Ah, but Gentile was able to walk away with a feeling of satisfaction. His three-inning stint was scoreless and he sniffed perfection, too, retiring the first eight guys he faced in order.
Side issue: He didn't take the mound until the seventh inning and his squad was buried deep in an 8-0 hole.
"Coach Hickey [Mike, also Malvern's boss] told me I'd be used in relief today, so I just watched the game and awaited my chance," Gentile said. "Once you get out there, it's just throw strikes and try to keep your team in the game. Baseball is crazy. Never know what can happen.
"I was down in the bullpen with my Malvern teammate, Rick Kazigian. That was kind of cool, actually."
That last sentence had double meaning. The rightfield bullpen was in the shade and the protection was much appreciated on a day when the temperature soared within a whisker of 100 degrees.
There was some shade in the stands along the third-base side when the game began, a shade after 9 a.m., but by midmorning everyone was roastin'.
"It wasn't too bad to pitch in. You're only going three innings," Gentile said. "It was easy to get warm, that's for sure."
Gentile fanned the first five batters he faced and raised his strikeout total to six with the second out of the ninth. Berks then loaded the bases on a shot to right, a walk and an infield single, but Gentile regrouped by recording his seventh go-sit-down, thanks to a curve.
"Pitching has always been what I'm best at," he said. "I love that one-on-one battle within the game."
Said Hickey: "John played JV ball for us as a freshman. He was always decent, but his velocity jumped up this year. You can't predict that. He was hitting 87 as last season ended. This year he was up to 88-89. When his curve is on, he's even tougher, because he throws it hard and doesn't telegraph it.
"He's going to do well at Lafayette. He competes. He's mentally tough and you can't coach that."
I-A/Indy settled for seven hits.
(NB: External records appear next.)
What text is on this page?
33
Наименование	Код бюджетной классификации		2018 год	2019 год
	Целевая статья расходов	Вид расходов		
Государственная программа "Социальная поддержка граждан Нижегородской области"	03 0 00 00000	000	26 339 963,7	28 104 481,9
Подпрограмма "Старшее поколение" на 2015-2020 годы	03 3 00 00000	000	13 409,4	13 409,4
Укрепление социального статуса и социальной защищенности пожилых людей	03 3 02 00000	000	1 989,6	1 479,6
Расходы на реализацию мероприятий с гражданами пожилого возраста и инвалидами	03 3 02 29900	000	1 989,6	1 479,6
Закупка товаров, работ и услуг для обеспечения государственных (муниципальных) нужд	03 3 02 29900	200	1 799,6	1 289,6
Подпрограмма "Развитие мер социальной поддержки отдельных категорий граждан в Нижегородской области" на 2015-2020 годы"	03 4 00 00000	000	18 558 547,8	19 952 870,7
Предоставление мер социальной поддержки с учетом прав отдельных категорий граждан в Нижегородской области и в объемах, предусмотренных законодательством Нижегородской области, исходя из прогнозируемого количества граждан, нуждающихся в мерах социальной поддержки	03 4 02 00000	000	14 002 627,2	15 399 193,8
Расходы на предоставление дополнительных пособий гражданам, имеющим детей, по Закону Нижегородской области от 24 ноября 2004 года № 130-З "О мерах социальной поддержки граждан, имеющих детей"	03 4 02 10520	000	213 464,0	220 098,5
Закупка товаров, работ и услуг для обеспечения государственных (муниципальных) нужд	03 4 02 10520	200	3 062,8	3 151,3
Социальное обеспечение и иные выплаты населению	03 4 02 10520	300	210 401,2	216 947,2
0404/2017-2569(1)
The best was a home run by Malvern's Chris "Goose" Gosik off the scoreboard in leftfield, right above the 365-foot sign. Penn Charter's Rob Amaro, nephew of Ruben, the Phillies' assistant general manager, laced a triple off the base of the fence in left-center and Joe Conaway hit a deep fly that was caught right in front of the scoreboard. Chestnut Hill Academy's Brandon Sady had a pair of singles.
"I thought our lineup would do a little bit more," Gentile said. "I expected us to string together some hits."